Your “C” behavioral style is showing if you like to gather all the facts before you begin to offer your opinion. People with a cautious behavioral style are comfortable when others communicate logical messages. They tend to listen carefully to others so they can sort trivial messages from messages with substance. They tend to be methodical, systematic, reliable, and accurate. Cautious people are very sensitive to the emotions of others, noting when they are at peace and when they are not.

Cautious people represent about eight percent of the population. These are the people who will ask more “Why” questions than all the other behavioral styles. They keep others safe out of concern about the causes and effects of all the actions that they and others take. They are the people who think ahead before they do a task, rather than after it has happened. They tend to be reclusive. When they are on a team or participating in a group meeting, they will be the last person to speak up. They will have listened to others to gather their input, and they will have sorted the input into what they consider a logical order. Only then will they deliver a concise non-emotional message.

Many people can say correctly, that they are comfortable doing the same things that describe people with the “C” behavior style. However, a truly cautious person begins and ends each day by sorting details, and thinking about the positive and or negative outcomes of an action. At one time or another, it is necessary for all people to be cautious, to consider outcomes of actions, and to be accurate. For most people, these forms of caution are the result of a concerted effort; whereas, the cautious person is cautious almost all of the time without having to think about it.

Cautious people bring many gifts to others. For instance, they are logical thinkers, and they question others to help them develop the best possible outcomes. They are accurate in their work, follow the rules, and help others be more accurate in the efforts they make. Cautious people focus on the task, and they complete what they start. These are the people whom others rely on to creating a plan for action and have the patience to follow the plan. Cautious people are diplomatic with others. They do not need to be in the limelight.

Cautious people do face several challenges when interrelating with others. They tend to deliver chapter and verse messages that are difficult for proactive people to listen to or follow. Cautious people are perfectionists and will not complete projects until their performance is as perfect as they can make it. They require a considerable amount of detailed information to complete a task. They need proof and evidence of the statements they hear. If a statement does not make sense to them, they dismiss it. When they report to a decisive decision maker, they must deliver bottom line information and allow the other person to ask only the questions the person needs answered. Cautious people tend to believe they know the information others need is often not the case. People with this behavioral style do not accept quick changes.
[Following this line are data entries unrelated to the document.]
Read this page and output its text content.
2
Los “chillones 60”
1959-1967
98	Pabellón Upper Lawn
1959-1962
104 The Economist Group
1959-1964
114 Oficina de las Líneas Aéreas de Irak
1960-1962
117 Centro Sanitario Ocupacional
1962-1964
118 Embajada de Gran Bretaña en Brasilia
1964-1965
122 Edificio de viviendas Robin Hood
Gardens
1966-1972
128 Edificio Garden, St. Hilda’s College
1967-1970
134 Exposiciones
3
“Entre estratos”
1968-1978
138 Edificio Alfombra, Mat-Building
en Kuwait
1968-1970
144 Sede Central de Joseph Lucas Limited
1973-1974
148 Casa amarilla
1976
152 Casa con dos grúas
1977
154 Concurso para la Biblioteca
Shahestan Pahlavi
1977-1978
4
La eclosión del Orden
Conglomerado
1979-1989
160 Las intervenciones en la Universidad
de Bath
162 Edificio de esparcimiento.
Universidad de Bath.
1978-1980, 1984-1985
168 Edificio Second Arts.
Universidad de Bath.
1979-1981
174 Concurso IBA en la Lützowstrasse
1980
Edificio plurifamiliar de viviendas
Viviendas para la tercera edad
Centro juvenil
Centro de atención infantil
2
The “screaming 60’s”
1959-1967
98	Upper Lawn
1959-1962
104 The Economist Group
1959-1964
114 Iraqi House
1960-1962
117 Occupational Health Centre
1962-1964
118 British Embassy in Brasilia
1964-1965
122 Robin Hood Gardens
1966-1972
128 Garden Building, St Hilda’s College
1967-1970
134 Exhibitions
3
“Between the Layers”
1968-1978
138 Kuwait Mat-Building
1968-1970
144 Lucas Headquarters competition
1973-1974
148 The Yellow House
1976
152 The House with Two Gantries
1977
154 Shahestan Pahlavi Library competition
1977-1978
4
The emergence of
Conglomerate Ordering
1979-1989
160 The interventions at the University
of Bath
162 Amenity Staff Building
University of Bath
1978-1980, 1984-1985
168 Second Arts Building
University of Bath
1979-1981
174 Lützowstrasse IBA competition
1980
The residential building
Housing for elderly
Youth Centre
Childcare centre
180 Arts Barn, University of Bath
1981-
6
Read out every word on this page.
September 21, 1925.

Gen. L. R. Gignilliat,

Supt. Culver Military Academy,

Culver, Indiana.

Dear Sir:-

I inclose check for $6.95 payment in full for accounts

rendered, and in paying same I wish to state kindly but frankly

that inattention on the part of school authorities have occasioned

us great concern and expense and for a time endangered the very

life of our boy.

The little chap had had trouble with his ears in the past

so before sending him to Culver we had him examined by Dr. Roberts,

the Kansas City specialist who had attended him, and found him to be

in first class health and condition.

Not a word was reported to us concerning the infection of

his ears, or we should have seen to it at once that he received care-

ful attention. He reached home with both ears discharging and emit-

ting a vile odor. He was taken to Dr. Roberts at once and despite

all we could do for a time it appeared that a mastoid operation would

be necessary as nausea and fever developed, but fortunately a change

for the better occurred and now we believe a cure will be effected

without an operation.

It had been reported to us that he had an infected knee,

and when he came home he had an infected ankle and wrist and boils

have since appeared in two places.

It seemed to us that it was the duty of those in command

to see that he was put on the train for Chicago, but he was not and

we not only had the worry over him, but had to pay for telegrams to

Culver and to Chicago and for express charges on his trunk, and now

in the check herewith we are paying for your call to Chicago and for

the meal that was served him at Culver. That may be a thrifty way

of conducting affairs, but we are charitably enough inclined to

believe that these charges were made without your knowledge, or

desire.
Most people benefit from modifying the use of their behavioral styles. Each style has its own strengths and its limitations.
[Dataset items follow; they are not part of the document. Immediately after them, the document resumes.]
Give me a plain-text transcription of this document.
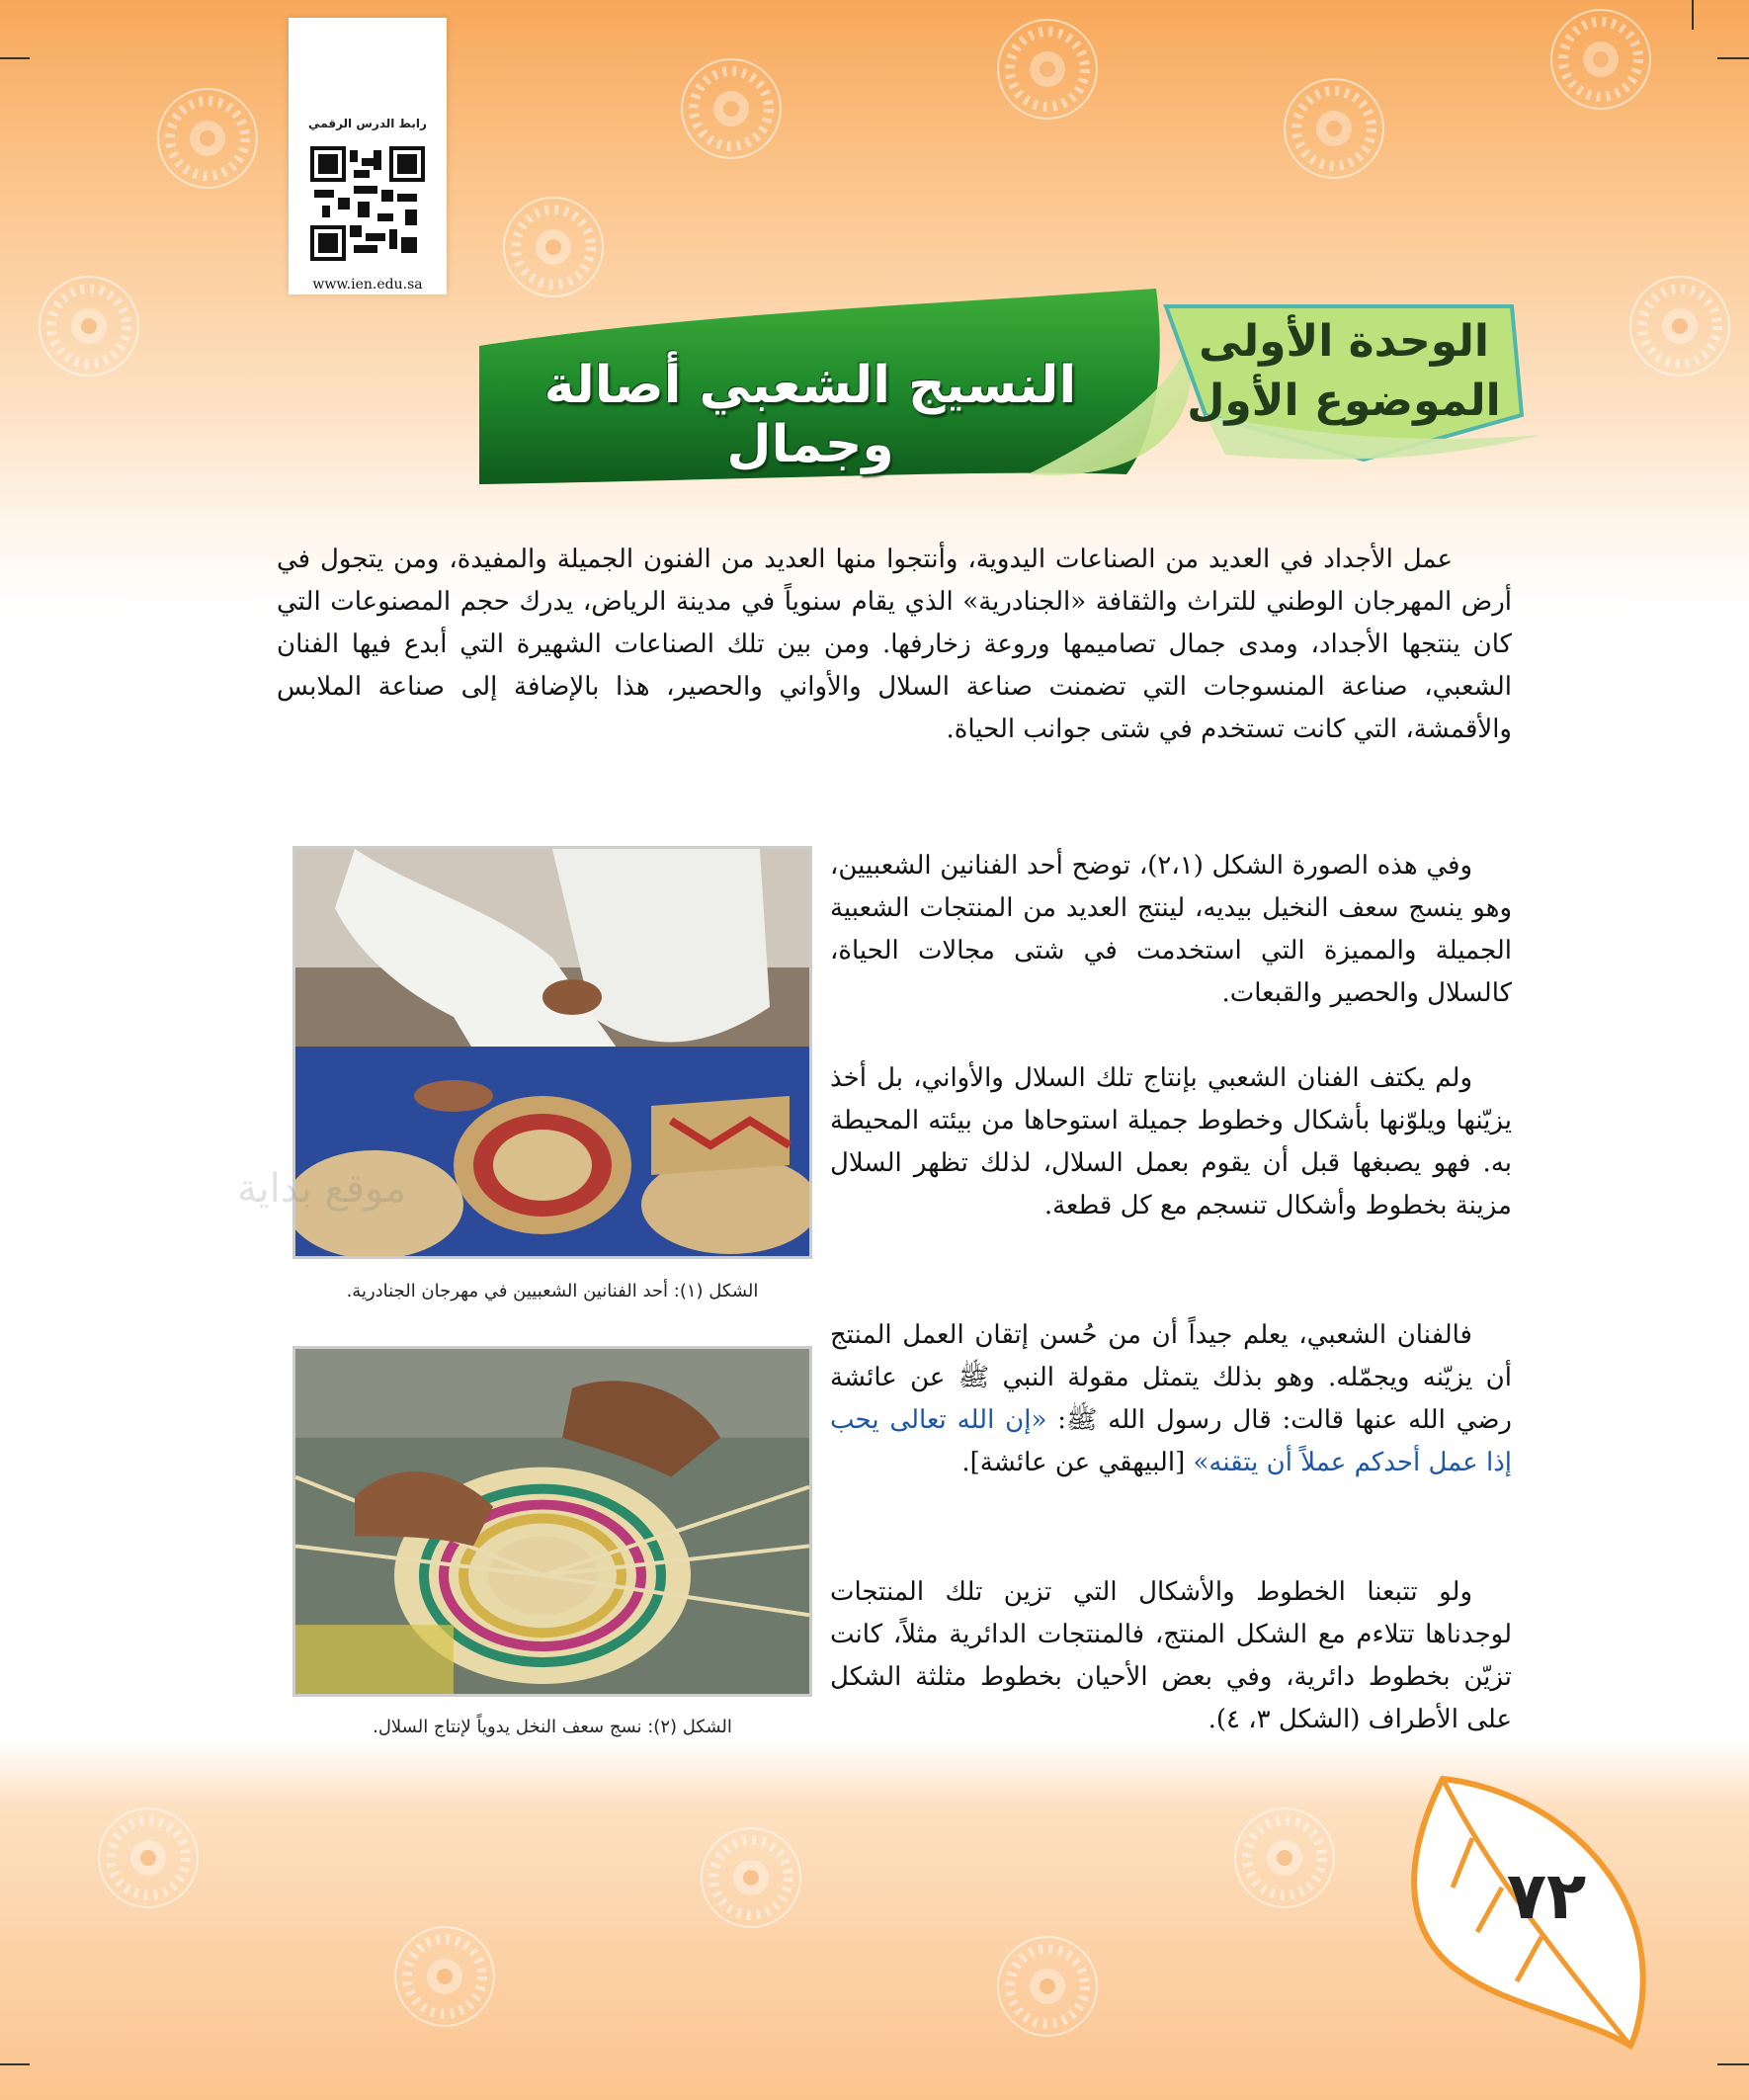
رابط الدرس الرقمي
www.ien.edu.sa
النسيج الشعبي أصالة وجمال
الوحدة الأولى
الموضوع الأول
عمل الأجداد في العديد من الصناعات اليدوية، وأنتجوا منها العديد من الفنون الجميلة والمفيدة، ومن يتجول في أرض المهرجان الوطني للتراث والثقافة «الجنادرية» الذي يقام سنوياً في مدينة الرياض، يدرك حجم المصنوعات التي كان ينتجها الأجداد، ومدى جمال تصاميمها وروعة زخارفها. ومن بين تلك الصناعات الشهيرة التي أبدع فيها الفنان الشعبي، صناعة المنسوجات التي تضمنت صناعة السلال والأواني والحصير، هذا بالإضافة إلى صناعة الملابس والأقمشة، التي كانت تستخدم في شتى جوانب الحياة.
الشكل (١): أحد الفنانين الشعبيين في مهرجان الجنادرية.
الشكل (٢): نسج سعف النخل يدوياً لإنتاج السلال.
موقع بداية
وفي هذه الصورة الشكل (٢،١)، توضح أحد الفنانين الشعبيين، وهو ينسج سعف النخيل بيديه، لينتج العديد من المنتجات الشعبية الجميلة والمميزة التي استخدمت في شتى مجالات الحياة، كالسلال والحصير والقبعات.
ولم يكتف الفنان الشعبي بإنتاج تلك السلال والأواني، بل أخذ يزيّنها ويلوّنها بأشكال وخطوط جميلة استوحاها من بيئته المحيطة به. فهو يصبغها قبل أن يقوم بعمل السلال، لذلك تظهر السلال مزينة بخطوط وأشكال تنسجم مع كل قطعة.
فالفنان الشعبي، يعلم جيداً أن من حُسن إتقان العمل المنتج أن يزيّنه ويجمّله. وهو بذلك يتمثل مقولة النبي ﷺ عن عائشة رضي الله عنها قالت: قال رسول الله ﷺ: «إن الله تعالى يحب إذا عمل أحدكم عملاً أن يتقنه» [البيهقي عن عائشة].
ولو تتبعنا الخطوط والأشكال التي تزين تلك المنتجات لوجدناها تتلاءم مع الشكل المنتج، فالمنتجات الدائرية مثلاً، كانت تزيّن بخطوط دائرية، وفي بعض الأحيان بخطوط مثلثة الشكل على الأطراف (الشكل ٣، ٤).
٧٢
One person’s strength may induce stress in others without that being his or her intention. The cautious person needs to be prepared to increase his or her pace of communication in a meeting with active outgoing people. Cautious people tend to be reserved, and benefit from being more outgoing when meeting with outgoing people. Cautious people tend to be dogmatic about both the information they have, and how others should respond to it. They are not open to others’ new ideas, and they tend to form strong biases about methods and people.
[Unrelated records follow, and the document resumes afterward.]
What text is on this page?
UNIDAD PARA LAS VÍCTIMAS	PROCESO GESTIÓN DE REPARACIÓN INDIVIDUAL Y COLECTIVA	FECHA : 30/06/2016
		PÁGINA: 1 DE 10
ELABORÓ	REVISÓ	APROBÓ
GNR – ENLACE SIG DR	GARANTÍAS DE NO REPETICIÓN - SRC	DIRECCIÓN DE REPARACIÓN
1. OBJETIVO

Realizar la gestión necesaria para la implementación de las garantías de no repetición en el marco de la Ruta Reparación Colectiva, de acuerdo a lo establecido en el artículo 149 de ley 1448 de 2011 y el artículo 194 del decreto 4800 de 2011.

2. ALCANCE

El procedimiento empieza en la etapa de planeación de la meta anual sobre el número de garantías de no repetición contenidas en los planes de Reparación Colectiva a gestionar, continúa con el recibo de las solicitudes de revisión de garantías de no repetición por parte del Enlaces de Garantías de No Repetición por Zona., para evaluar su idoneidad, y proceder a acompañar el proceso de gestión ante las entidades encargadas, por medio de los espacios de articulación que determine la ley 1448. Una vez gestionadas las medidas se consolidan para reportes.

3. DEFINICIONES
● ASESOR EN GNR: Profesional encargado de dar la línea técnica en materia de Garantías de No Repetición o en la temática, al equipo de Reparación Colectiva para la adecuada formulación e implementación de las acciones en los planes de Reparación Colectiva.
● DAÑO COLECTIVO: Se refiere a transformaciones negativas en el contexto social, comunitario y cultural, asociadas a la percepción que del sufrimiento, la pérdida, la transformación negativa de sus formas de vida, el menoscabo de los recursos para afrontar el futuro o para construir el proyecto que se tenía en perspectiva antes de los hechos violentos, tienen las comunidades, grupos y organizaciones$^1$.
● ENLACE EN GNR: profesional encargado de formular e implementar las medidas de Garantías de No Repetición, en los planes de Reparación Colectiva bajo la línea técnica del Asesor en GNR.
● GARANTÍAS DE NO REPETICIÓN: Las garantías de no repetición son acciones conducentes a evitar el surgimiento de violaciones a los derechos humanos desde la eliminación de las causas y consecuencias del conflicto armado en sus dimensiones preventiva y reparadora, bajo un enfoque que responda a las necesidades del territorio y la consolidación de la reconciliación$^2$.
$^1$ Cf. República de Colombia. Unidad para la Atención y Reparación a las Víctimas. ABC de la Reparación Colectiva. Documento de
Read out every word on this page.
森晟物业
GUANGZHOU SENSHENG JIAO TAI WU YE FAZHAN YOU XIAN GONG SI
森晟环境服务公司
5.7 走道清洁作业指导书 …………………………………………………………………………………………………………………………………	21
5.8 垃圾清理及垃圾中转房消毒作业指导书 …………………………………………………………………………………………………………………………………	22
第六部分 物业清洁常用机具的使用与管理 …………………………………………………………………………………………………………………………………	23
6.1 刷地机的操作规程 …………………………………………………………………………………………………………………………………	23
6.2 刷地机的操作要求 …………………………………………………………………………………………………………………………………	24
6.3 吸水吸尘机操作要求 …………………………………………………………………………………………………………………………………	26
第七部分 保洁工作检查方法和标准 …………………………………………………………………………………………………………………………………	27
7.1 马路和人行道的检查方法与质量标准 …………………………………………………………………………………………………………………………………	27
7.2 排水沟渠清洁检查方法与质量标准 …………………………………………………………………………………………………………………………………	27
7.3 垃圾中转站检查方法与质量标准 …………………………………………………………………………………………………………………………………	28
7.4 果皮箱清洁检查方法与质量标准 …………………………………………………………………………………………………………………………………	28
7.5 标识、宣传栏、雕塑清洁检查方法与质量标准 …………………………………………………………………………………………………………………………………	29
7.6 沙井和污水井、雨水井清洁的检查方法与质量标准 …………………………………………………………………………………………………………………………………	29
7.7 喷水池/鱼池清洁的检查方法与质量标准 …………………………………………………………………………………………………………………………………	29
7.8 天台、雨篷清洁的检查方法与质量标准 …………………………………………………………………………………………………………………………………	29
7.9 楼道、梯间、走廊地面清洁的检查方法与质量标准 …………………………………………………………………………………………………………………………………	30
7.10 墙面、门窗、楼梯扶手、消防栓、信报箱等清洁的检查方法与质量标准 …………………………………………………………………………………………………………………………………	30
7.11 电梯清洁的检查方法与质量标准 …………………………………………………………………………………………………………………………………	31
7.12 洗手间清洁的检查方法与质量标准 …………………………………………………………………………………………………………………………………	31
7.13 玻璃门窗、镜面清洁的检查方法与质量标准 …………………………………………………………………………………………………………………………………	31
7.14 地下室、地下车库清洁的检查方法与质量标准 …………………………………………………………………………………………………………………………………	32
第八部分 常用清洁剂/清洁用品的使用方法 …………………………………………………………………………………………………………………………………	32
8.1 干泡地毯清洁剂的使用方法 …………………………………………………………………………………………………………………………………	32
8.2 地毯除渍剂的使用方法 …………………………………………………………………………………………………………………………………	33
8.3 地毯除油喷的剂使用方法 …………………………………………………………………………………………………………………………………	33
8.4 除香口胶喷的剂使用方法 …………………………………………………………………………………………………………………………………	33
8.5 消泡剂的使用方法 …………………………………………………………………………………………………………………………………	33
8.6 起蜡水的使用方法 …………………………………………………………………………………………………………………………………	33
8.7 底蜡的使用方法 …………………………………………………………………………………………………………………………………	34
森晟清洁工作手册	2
A good rule for the “C” behavior person to follow when he or she needs to persuade and active / outgoing person is to be prepared to deliver result oriented information. This kind of communication is stressful for “C’s”, but it will produce outstanding results. After you deliver result oriented information, you need to stop talking and start listening to the questions you will receive. It is important to answer only the questions the person is asking you, even though you have more supportive information to offer.